Direct naar artikelinhoud

Carpe diem-keuken

Hij is ook figuurlijk de gigant in het Antwerpse culinaire wereldje. Een paar jaar geleden kreeg Johan

Segers ongepaste commentaar als zou hij te weinig vernieuwen. Nu lijkt hij weer helemaal hip.

Trendloos en puur. Zijn carpe diem-keuken beklijft. Meer dan ooit.

ijn boezemvriend en wandelende culinaire encyclopedie Luc Hoornaert noemt hem de meest Japanse chef van het land. Johan Segers kookt inderdaad in de Japanse geest. Verwacht in ’t Fornuis geen sashimi of udon-noedels. In de Japanse gastronomie staat het uitpuren van traditionele gerechten, die generaties zorgvuldig aan elkaar doorgeven, in hoog aanzien. In het westerse vooruitgangsdenken wordt vooral het vermogen tot creatieve en inspirerende vernieuwing gewaardeerd. Johan Segers kiest al jaren intuïtief voor de Japanse ingesteldheid. Niet uit conservatisme of dedain voor vernieuwingszucht.

Sinds enige tijd volgt hij verschillende chefs die baanbrekend werk brengen op de voet. Hij toont veel respect voor hen, kan hun werk best pruimen en lijkt in de herfst van zijn carrière daardoor een tweede adem te hebben gevonden. De kennismaking met inspirerende vernieuwers zoals bijvoorbeeld Joachim Wissler of René Redzepi lijken hem te hebben gesterkt in zijn aanpak. Segers lijkt als door een wesp gestoken en geprikkeld om te bewijzen dat de door traditie geïnspireerde keuken nog steeds zijn bestaansrecht heeft. Hij koestert ze als geen ander.

Vanuit zijn jarenlange vakkennis brengt hij zeer herkenbare bereidingen die charmeren door hun productgedreven zuiverheid en beheerste, ogenschijnlijk poepsimpele uitvoering. Zoals steeds komt deze chef aan tafel in zijn kenmerkende, gemoedelijke stijl vertellen wat hij ten beste kan brengen. Hij somt appetijtelijk zijn producten op, suggereert een paar associaties en stelt diverse bereidingen voor. Van zijn trouwe aanhang kent hij de culinaire voorkeuren uit het hoofd en hij past zijn gerechten in functie van zijn gasten aan. Je krijgt bijna het gevoel dat de chef persoonlijk maatwerk gaat afleveren. Bij klanten die hij niet kent, tast hij met veel tact af waar hun interesse en verwachtingen liggen.

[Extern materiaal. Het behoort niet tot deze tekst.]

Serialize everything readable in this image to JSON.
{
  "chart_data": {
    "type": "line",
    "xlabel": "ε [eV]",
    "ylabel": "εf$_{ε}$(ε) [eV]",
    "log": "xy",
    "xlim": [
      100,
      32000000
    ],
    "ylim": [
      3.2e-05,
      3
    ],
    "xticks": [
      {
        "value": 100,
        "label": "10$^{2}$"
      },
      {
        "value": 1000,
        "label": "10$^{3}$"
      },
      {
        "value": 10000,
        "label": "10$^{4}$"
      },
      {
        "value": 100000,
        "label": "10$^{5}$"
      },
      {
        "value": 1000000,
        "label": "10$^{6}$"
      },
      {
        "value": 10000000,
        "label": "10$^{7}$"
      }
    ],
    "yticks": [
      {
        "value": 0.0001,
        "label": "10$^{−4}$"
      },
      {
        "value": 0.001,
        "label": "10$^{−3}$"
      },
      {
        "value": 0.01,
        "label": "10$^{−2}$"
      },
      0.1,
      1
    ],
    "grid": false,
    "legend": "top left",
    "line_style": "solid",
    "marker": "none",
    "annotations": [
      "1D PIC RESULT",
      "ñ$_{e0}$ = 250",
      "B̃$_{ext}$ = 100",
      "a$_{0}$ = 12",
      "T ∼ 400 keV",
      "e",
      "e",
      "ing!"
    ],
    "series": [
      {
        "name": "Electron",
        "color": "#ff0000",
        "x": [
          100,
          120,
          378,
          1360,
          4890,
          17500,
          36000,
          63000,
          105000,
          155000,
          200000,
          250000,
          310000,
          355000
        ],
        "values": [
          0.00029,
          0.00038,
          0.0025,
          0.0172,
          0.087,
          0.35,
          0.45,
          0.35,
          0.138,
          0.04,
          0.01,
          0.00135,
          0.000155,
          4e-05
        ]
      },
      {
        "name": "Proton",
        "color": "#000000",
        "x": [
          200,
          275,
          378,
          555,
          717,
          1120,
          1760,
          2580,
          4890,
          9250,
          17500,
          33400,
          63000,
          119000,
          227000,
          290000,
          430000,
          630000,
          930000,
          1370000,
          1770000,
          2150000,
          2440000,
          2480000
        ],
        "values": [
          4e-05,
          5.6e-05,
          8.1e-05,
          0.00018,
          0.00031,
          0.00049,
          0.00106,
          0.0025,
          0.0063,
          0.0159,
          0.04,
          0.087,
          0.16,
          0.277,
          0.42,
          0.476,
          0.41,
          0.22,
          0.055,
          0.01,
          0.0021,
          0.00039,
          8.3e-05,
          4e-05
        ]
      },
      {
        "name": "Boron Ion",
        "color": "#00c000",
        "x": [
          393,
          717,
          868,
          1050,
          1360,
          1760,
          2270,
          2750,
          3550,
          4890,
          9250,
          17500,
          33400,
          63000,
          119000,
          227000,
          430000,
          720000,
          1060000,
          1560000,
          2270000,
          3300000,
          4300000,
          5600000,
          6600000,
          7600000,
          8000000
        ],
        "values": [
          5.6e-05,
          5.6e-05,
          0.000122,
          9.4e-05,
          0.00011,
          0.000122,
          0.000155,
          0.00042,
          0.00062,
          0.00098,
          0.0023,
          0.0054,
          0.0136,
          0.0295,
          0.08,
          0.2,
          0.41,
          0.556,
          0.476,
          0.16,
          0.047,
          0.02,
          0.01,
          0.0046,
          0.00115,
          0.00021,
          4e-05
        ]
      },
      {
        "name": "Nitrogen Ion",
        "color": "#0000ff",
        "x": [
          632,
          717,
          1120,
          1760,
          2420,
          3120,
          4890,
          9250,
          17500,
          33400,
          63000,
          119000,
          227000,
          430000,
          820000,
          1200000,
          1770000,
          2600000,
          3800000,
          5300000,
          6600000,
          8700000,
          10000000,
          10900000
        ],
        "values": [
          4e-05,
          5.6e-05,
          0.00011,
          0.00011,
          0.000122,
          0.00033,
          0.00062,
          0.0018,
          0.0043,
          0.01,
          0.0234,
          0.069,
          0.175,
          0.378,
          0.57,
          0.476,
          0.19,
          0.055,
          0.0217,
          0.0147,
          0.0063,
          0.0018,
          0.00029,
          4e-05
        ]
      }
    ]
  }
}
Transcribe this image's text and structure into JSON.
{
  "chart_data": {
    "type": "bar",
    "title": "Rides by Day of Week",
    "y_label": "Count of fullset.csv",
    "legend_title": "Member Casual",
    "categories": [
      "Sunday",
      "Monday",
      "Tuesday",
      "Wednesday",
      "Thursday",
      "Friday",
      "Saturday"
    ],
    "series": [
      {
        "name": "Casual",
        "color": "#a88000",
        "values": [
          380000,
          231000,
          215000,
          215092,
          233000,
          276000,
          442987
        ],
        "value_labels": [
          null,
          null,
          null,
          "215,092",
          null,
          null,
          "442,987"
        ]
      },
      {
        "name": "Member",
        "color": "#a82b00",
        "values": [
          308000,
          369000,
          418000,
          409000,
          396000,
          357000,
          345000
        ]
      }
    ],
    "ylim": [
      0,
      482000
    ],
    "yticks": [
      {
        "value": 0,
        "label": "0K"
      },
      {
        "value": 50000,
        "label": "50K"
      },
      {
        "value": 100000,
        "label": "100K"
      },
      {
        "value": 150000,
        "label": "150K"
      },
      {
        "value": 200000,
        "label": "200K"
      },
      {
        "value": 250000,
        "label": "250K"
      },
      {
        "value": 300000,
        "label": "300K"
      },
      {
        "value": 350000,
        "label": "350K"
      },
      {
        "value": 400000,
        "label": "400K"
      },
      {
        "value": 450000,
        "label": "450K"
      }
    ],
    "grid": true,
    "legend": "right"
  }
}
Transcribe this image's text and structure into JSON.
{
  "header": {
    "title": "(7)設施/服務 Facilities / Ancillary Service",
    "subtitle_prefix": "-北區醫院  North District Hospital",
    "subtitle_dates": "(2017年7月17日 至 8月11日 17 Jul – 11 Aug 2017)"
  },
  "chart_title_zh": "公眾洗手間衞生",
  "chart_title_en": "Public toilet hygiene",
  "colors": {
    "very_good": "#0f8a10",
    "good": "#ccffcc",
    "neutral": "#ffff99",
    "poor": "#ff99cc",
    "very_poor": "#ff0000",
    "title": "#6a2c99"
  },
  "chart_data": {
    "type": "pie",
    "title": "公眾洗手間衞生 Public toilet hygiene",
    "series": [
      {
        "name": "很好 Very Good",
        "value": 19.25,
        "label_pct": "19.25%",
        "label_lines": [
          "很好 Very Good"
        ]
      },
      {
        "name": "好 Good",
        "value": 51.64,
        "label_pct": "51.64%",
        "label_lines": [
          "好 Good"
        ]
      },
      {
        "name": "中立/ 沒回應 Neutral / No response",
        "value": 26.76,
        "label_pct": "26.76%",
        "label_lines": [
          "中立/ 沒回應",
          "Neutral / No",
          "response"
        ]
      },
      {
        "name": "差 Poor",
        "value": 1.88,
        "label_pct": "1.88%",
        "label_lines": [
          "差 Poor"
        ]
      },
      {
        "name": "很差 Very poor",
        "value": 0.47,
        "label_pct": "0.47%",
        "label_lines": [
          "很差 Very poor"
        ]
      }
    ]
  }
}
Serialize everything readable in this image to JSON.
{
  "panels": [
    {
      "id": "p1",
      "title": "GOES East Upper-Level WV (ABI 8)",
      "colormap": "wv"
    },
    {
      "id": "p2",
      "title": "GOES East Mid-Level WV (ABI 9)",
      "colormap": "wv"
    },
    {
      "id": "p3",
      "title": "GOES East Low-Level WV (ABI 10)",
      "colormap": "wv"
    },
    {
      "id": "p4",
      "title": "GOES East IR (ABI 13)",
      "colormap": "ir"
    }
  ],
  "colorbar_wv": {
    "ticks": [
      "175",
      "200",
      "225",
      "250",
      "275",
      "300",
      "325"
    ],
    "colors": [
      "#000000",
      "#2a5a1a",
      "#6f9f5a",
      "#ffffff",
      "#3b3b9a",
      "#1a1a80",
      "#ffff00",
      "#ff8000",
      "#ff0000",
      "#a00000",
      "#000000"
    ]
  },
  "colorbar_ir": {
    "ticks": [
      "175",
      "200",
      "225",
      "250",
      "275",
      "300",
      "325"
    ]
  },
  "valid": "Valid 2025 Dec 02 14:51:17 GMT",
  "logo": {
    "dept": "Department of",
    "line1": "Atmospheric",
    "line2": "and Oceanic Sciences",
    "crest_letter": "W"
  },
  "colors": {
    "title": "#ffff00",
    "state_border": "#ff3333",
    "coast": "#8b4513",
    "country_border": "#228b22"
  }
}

Nog voor het eerste hapje - een potje puike ouderwetse vleessla met toastjes! - op tafel verschijnt, krijg je een comfortabel en veilig gevoel. Hier wordt de klant op een joviale manier uiterst serieus genomen. Tweede hapje is ‘baard’ van tarbot met tapioca en sojasaus als smaakmaker. Daarna volgt een pure pompoensoep op basis van bouillon van varkenspootjes met kaantjes.

Eerste gerecht zijn Zeeuwse oesters in gelei met zeebes, blaasalgen en fijngesneden oesterblad. Het geheel werkt de chef af met mild smakende kaviaar afkomstig van in ons land gekweekte Siberische steur.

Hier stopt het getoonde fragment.